PROFESSOR Angus McIntosh, the eminent linguist who as the first Forbes Professor of English Language at Edinburgh University was one of the prime movers in the creation of the School of Scottish Studies, has died at the age of 91.
A fellow of the Royal Society of Edinburgh and a fellow of the British Academy, McIntosh spent 34 years collaborating with Peter Samuels and later Michael Benskin on A Linguistic Atlas of Late Medieval English (LALME), which since its publication in 1986 has come to regarded as the essential reference work for the period, ranking alongside the Middle English Dictionary and even the Oxford English Dictionary.
Born near Sunderland, Co Durham, to Scottish parents, McIntosh graduated with a first class honours degree in English Language and Literature from Oriel College Oxford before spending two years on a Commonwealth fellowship at Harvard, where he met his first wife Barbara. In 1938, he returned to Britain to take up a lectureship in the Department of English, University College, Swansea.
His academic career was interrupted by the Second World War. He first served as trooper in the Tank Corps, but later went on to become a major in military intelligence.
It was during the latter period that, by a happy accident and with a single American colleague, he succeeded in surrounding and capturing the fleeing Japanese delegation to the Third Reich in Gstaad.
His most significant war work was at Bletchley Park as one of the cryptographers and translators who succeeded in decoding signals traffic encrypted by Germany's famous Enigma machine. His time at Bletchley strongly influenced his thinking about empirical research problems in the history of English. In particular, he foresaw the potential of computers as a tool to aid linguistic analysis.
After an eventful war, McIntosh returned to academia and took up a lectureship at Christ Church Oxford. In 1948, he moved to Edinburgh as the first Forbes Professor of English Language and General Linguistics. He was to spend the rest of his academic career there, building an international reputation for the Department of English Language. As soon as he arrived in Edinburgh, McIntosh became involved in what was a stimulating and innovative period in the Arts faculty's history. He was one of the prime movers in the founding of the School of Scottish Studies and of the Department of Linguistics, of two major dictionary projects and of the Linguistic Survey of Scotland.
It was while he was assessing the returns from the postal questionnaire for the Linguistic Survey of Scotland that he began to see the possibility of applying the methodology of modern dialect surveys to the investigation of past stages of English and Scots. The method he devised became known as the Fit-Technique and it was to revolutionise dialect study in historical linguistics.
In the early stages of what became the Middle English Dialect Project, McIntosh was joined by Michael Samuels, who was at the time a lecturer in the department, later to become Professor of English Language at the University of Glasgow. There began a close association between the two English Language departments.
The project later benefited from the contribution of a third major collaborator, Michael Benskin, originally a PhD student of Samuels and later Professor of Older English at the University of Oslo.
LALME was not the only major project in which McIntosh was deeply involved. Out of his work for the Linguistic Survey of Scotland came the introduction to a Survey of Scottish Dialects, published in 1952. He worked hard to set up the Joint Council for the Scottish Dictionaries and was a tireless supporter of both the Scottish National Dictionary and the Dictionary of the Older Scottish Tongue.
Extensively published on a wide range of linguistic topics including papers on the stylistics of Shakespeare, D H Lawrence and Gerard Manley Hopkins.

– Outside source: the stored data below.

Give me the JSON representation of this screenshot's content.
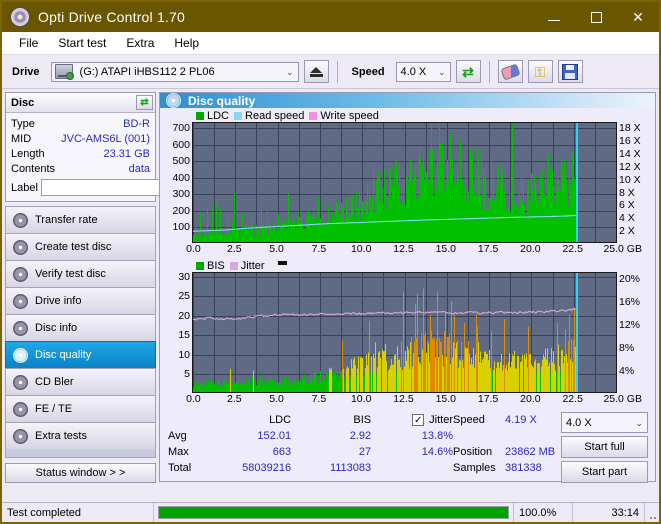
{
  "window": {
    "title": "Opti Drive Control 1.70",
    "icon": "disc-icon",
    "minimize": "—",
    "maximize": "□",
    "close": "✕"
  },
  "menu": {
    "items": [
      "File",
      "Start test",
      "Extra",
      "Help"
    ]
  },
  "toolbar": {
    "drive_label": "Drive",
    "drive_value": "(G:)  ATAPI iHBS112  2 PL06",
    "eject_icon": "eject-icon",
    "speed_label": "Speed",
    "speed_value": "4.0 X",
    "refresh_icon": "refresh-arrows-icon",
    "erase_icon": "eraser-icon",
    "key_icon": "key-icon",
    "save_icon": "save-floppy-icon"
  },
  "disc_panel": {
    "title": "Disc",
    "refresh_icon": "refresh-arrows-icon",
    "rows": [
      {
        "key": "Type",
        "value": "BD-R"
      },
      {
        "key": "MID",
        "value": "JVC-AMS6L (001)"
      },
      {
        "key": "Length",
        "value": "23.31 GB"
      },
      {
        "key": "Contents",
        "value": "data"
      }
    ],
    "label_key": "Label",
    "label_value": "",
    "label_placeholder": "",
    "disc_button_icon": "cd-disc-icon"
  },
  "sidebar": {
    "items": [
      {
        "label": "Transfer rate",
        "icon": "disc-icon",
        "active": false
      },
      {
        "label": "Create test disc",
        "icon": "disc-icon",
        "active": false
      },
      {
        "label": "Verify test disc",
        "icon": "disc-icon",
        "active": false
      },
      {
        "label": "Drive info",
        "icon": "disc-icon",
        "active": false
      },
      {
        "label": "Disc info",
        "icon": "disc-icon",
        "active": false
      },
      {
        "label": "Disc quality",
        "icon": "disc-icon",
        "active": true
      },
      {
        "label": "CD Bler",
        "icon": "disc-icon",
        "active": false
      },
      {
        "label": "FE / TE",
        "icon": "disc-icon",
        "active": false
      },
      {
        "label": "Extra tests",
        "icon": "disc-icon",
        "active": false
      }
    ],
    "status_window_button": "Status window > >"
  },
  "main": {
    "header": "Disc quality",
    "header_icon": "disc-icon"
  },
  "stats": {
    "col_headers": [
      "",
      "LDC",
      "BIS"
    ],
    "jitter_checkbox_checked": true,
    "jitter_label": "Jitter",
    "jitter_check_glyph": "✓",
    "rows": [
      {
        "label": "Avg",
        "ldc": "152.01",
        "bis": "2.92",
        "jitter": "13.8%"
      },
      {
        "label": "Max",
        "ldc": "663",
        "bis": "27",
        "jitter": "14.6%"
      },
      {
        "label": "Total",
        "ldc": "58039216",
        "bis": "1113083",
        "jitter": ""
      }
    ],
    "speed_label": "Speed",
    "speed_value": "4.19 X",
    "speed_select": "4.0 X",
    "position_label": "Position",
    "position_value": "23862 MB",
    "samples_label": "Samples",
    "samples_value": "381338",
    "start_full_button": "Start full",
    "start_part_button": "Start part"
  },
  "statusbar": {
    "message": "Test completed",
    "progress_pct": "100.0%",
    "progress_value": 100,
    "elapsed": "33:14"
  },
  "colors": {
    "title_bar": "#6b5600",
    "ldc_green": "#00c000",
    "read_speed_cyan": "#86d9f0",
    "write_speed_pink": "#f58fdc",
    "bis_green": "#00c000",
    "jitter_pink": "#d8a8d8",
    "plot_bg": "#5f6b85",
    "accent_blue": "#2b2bc0",
    "progress_green": "#00a400",
    "active_nav": "#0a82c8",
    "cursor_cyan": "#2ad2f5"
  },
  "chart_data": [
    {
      "type": "area",
      "name": "disc-quality-ldc",
      "title": "",
      "legend": [
        {
          "label": "LDC",
          "color": "#00a800"
        },
        {
          "label": "Read speed",
          "color": "#86d9f0"
        },
        {
          "label": "Write speed",
          "color": "#f58fdc"
        }
      ],
      "legend_position": "top-left",
      "xlabel": "GB",
      "x_ticks": [
        "0.0",
        "2.5",
        "5.0",
        "7.5",
        "10.0",
        "12.5",
        "15.0",
        "17.5",
        "20.0",
        "22.5",
        "25.0 GB"
      ],
      "xlim": [
        0,
        25
      ],
      "ylabel_left": "LDC",
      "y_ticks_left": [
        "100",
        "200",
        "300",
        "400",
        "500",
        "600",
        "700"
      ],
      "ylim_left": [
        0,
        730
      ],
      "ylabel_right": "Speed",
      "y_ticks_right": [
        "2 X",
        "4 X",
        "6 X",
        "8 X",
        "10 X",
        "12 X",
        "14 X",
        "16 X",
        "18 X"
      ],
      "ylim_right": [
        0,
        18.8
      ],
      "grid": true,
      "data_end_gb": 22.63,
      "series": [
        {
          "name": "LDC",
          "color": "#00c000",
          "style": "bars",
          "x": [
            0.0,
            0.3,
            0.6,
            0.9,
            1.2,
            1.5,
            1.8,
            2.1,
            2.4,
            2.7,
            3.0,
            3.3,
            3.6,
            3.9,
            4.2,
            4.5,
            4.8,
            5.1,
            5.4,
            5.7,
            6.0,
            6.3,
            6.6,
            6.9,
            7.2,
            7.5,
            7.8,
            8.1,
            8.4,
            8.7,
            9.0,
            9.3,
            9.6,
            9.9,
            10.2,
            10.5,
            10.8,
            11.1,
            11.4,
            11.7,
            12.0,
            12.3,
            12.6,
            12.9,
            13.2,
            13.5,
            13.8,
            14.1,
            14.4,
            14.7,
            15.0,
            15.3,
            15.6,
            15.9,
            16.2,
            16.5,
            16.8,
            17.1,
            17.4,
            17.7,
            18.0,
            18.3,
            18.6,
            18.9,
            19.2,
            19.5,
            19.8,
            20.1,
            20.4,
            20.7,
            21.0,
            21.3,
            21.6,
            21.9,
            22.2,
            22.5
          ],
          "values": [
            46,
            50,
            48,
            52,
            55,
            58,
            60,
            57,
            62,
            65,
            68,
            70,
            72,
            75,
            78,
            82,
            85,
            90,
            95,
            100,
            108,
            115,
            120,
            128,
            135,
            142,
            150,
            160,
            170,
            180,
            195,
            210,
            225,
            240,
            258,
            275,
            292,
            310,
            330,
            350,
            368,
            385,
            398,
            410,
            420,
            428,
            432,
            438,
            440,
            442,
            438,
            430,
            420,
            408,
            398,
            385,
            370,
            352,
            338,
            325,
            312,
            300,
            292,
            285,
            280,
            278,
            282,
            290,
            300,
            312,
            325,
            340,
            358,
            378,
            400,
            430
          ]
        },
        {
          "name": "LDC peaks",
          "color": "#00c000",
          "style": "spikes",
          "x": [
            0.4,
            0.8,
            1.1,
            1.35,
            1.6,
            2.0,
            2.4,
            2.9,
            3.4,
            3.9,
            4.4,
            5.0,
            5.6,
            6.2,
            6.8,
            7.4,
            8.0,
            8.6,
            9.2,
            9.8,
            10.4,
            11.0,
            11.6,
            12.2,
            12.8,
            13.4,
            14.0,
            14.6,
            15.2,
            15.8,
            16.4,
            17.0,
            17.6,
            18.2,
            18.8,
            19.4,
            20.0,
            20.6,
            21.2,
            21.8,
            22.4
          ],
          "values": [
            180,
            215,
            200,
            240,
            195,
            150,
            300,
            175,
            180,
            200,
            190,
            170,
            300,
            185,
            200,
            270,
            230,
            250,
            290,
            330,
            360,
            400,
            430,
            470,
            500,
            520,
            560,
            600,
            663,
            620,
            580,
            540,
            500,
            480,
            460,
            430,
            420,
            440,
            460,
            480,
            520
          ]
        },
        {
          "name": "Read speed",
          "color": "#86d9f0",
          "style": "line",
          "axis": "right",
          "x": [
            0.0,
            1.0,
            2.0,
            3.0,
            4.0,
            5.0,
            6.0,
            7.0,
            8.0,
            9.0,
            10.0,
            11.0,
            12.0,
            13.0,
            14.0,
            15.0,
            16.0,
            17.0,
            18.0,
            19.0,
            20.0,
            21.0,
            22.0,
            22.6
          ],
          "values": [
            1.7,
            1.8,
            1.9,
            2.15,
            2.3,
            2.45,
            2.6,
            2.75,
            2.9,
            3.0,
            3.1,
            3.2,
            3.3,
            3.4,
            3.5,
            3.58,
            3.66,
            3.74,
            3.82,
            3.9,
            3.96,
            4.02,
            4.1,
            4.19
          ]
        }
      ]
    },
    {
      "type": "area",
      "name": "disc-quality-bis-jitter",
      "title": "",
      "legend": [
        {
          "label": "BIS",
          "color": "#00a800"
        },
        {
          "label": "Jitter",
          "color": "#d8a8d8"
        }
      ],
      "legend_position": "top-left",
      "xlabel": "GB",
      "x_ticks": [
        "0.0",
        "2.5",
        "5.0",
        "7.5",
        "10.0",
        "12.5",
        "15.0",
        "17.5",
        "20.0",
        "22.5",
        "25.0 GB"
      ],
      "xlim": [
        0,
        25
      ],
      "ylabel_left": "BIS",
      "y_ticks_left": [
        "5",
        "10",
        "15",
        "20",
        "25",
        "30"
      ],
      "ylim_left": [
        0,
        31
      ],
      "ylabel_right": "Jitter",
      "y_ticks_right": [
        "4%",
        "8%",
        "12%",
        "16%",
        "20%"
      ],
      "ylim_right": [
        0,
        21
      ],
      "grid": true,
      "data_end_gb": 22.63,
      "series": [
        {
          "name": "BIS",
          "color": "#00c000",
          "color_high": "#d8d000",
          "color_peak": "#e08a00",
          "style": "bars",
          "x": [
            0.0,
            0.3,
            0.6,
            0.9,
            1.2,
            1.5,
            1.8,
            2.1,
            2.4,
            2.7,
            3.0,
            3.3,
            3.6,
            3.9,
            4.2,
            4.5,
            4.8,
            5.1,
            5.4,
            5.7,
            6.0,
            6.3,
            6.6,
            6.9,
            7.2,
            7.5,
            7.8,
            8.1,
            8.4,
            8.7,
            9.0,
            9.3,
            9.6,
            9.9,
            10.2,
            10.5,
            10.8,
            11.1,
            11.4,
            11.7,
            12.0,
            12.3,
            12.6,
            12.9,
            13.2,
            13.5,
            13.8,
            14.1,
            14.4,
            14.7,
            15.0,
            15.3,
            15.6,
            15.9,
            16.2,
            16.5,
            16.8,
            17.1,
            17.4,
            17.7,
            18.0,
            18.3,
            18.6,
            18.9,
            19.2,
            19.5,
            19.8,
            20.1,
            20.4,
            20.7,
            21.0,
            21.3,
            21.6,
            21.9,
            22.2,
            22.5
          ],
          "values": [
            2.0,
            2.1,
            2.0,
            2.2,
            2.1,
            2.3,
            2.2,
            2.4,
            2.3,
            2.5,
            2.4,
            2.6,
            2.5,
            2.7,
            2.6,
            2.8,
            2.7,
            2.9,
            3.0,
            3.1,
            3.2,
            3.3,
            3.4,
            3.6,
            3.8,
            4.0,
            4.3,
            4.6,
            5.0,
            5.4,
            5.8,
            6.2,
            6.6,
            7.0,
            7.4,
            7.8,
            8.2,
            8.6,
            9.0,
            9.4,
            9.8,
            10.2,
            10.6,
            11.0,
            11.4,
            11.8,
            12.0,
            12.2,
            12.2,
            12.0,
            11.8,
            11.4,
            11.0,
            10.6,
            10.2,
            9.8,
            9.4,
            9.0,
            8.8,
            8.6,
            8.4,
            8.2,
            8.0,
            7.9,
            7.8,
            7.8,
            7.9,
            8.0,
            8.2,
            8.4,
            8.6,
            8.9,
            9.2,
            9.6,
            10.0,
            10.6
          ]
        },
        {
          "name": "BIS peaks",
          "color": "#e08a00",
          "style": "spikes",
          "x": [
            12.4,
            13.1,
            13.6,
            14.0,
            14.4,
            14.9,
            15.4,
            16.0,
            16.8,
            17.6,
            18.4,
            19.8,
            21.5,
            22.2,
            22.5
          ],
          "values": [
            19,
            23,
            27,
            20,
            26,
            21,
            20,
            18,
            17,
            16,
            19,
            17,
            18,
            20,
            22
          ]
        },
        {
          "name": "Jitter",
          "color": "#d8a8d8",
          "style": "line",
          "axis": "right",
          "x": [
            0.0,
            0.5,
            1.0,
            1.5,
            2.0,
            2.5,
            3.0,
            3.5,
            4.0,
            4.5,
            5.0,
            5.5,
            6.0,
            6.5,
            7.0,
            7.5,
            8.0,
            8.5,
            9.0,
            9.5,
            10.0,
            10.5,
            11.0,
            11.5,
            12.0,
            12.5,
            13.0,
            13.5,
            14.0,
            14.5,
            15.0,
            15.5,
            16.0,
            16.5,
            17.0,
            17.5,
            18.0,
            18.5,
            19.0,
            19.5,
            20.0,
            20.5,
            21.0,
            21.5,
            22.0,
            22.6
          ],
          "values": [
            12.7,
            12.9,
            13.1,
            12.9,
            13.0,
            12.9,
            13.0,
            13.2,
            13.4,
            13.5,
            13.6,
            13.7,
            13.7,
            13.6,
            13.7,
            13.8,
            13.7,
            13.8,
            13.8,
            13.9,
            13.8,
            13.9,
            13.9,
            14.0,
            13.9,
            14.0,
            14.0,
            14.1,
            14.0,
            14.1,
            14.0,
            13.9,
            14.0,
            14.0,
            13.9,
            14.0,
            14.0,
            14.1,
            14.0,
            14.0,
            14.1,
            14.1,
            14.2,
            14.3,
            14.4,
            14.6
          ]
        }
      ]
    }
  ]
}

The recipient of the Sir Israel Gollancz Prize of the British Academy, McIntosh was awarded a host of academic honours, including last year an honorary doctorate from Edinburgh.
His successor, Professor Heinz Giegerich, described him then as "a man who combines broad and eclectic interests with a focused determination to undertake and to steer to completion pioneering projects of colossal size and importance.
Personally, he is characterised by courtliness and elegant wit;
academically he has been a formidable theoretician of language and a painstaking collector and analyst of complex linguistic data. He has also been a generous intellectual catalyst and a patient consultant to students and colleagues who have been intelligent enough to ask his advice."
He paid tribute to the foundations laid by McIntosh, which had brought about a flourishing institute which enjoys collaboration with internationally-renowned scholars and organisations.
McIntosh married his first wife, Barbara Bainbridge, a New Englander, in 1939.
They had two sons and a daughter, David, Christopher and June, and 11 grandchildren. After Barbara's death in 1988, he married his second wife, Karina.
Professor Angus McIntosh; born January 10, 1914, died October 25, 2005.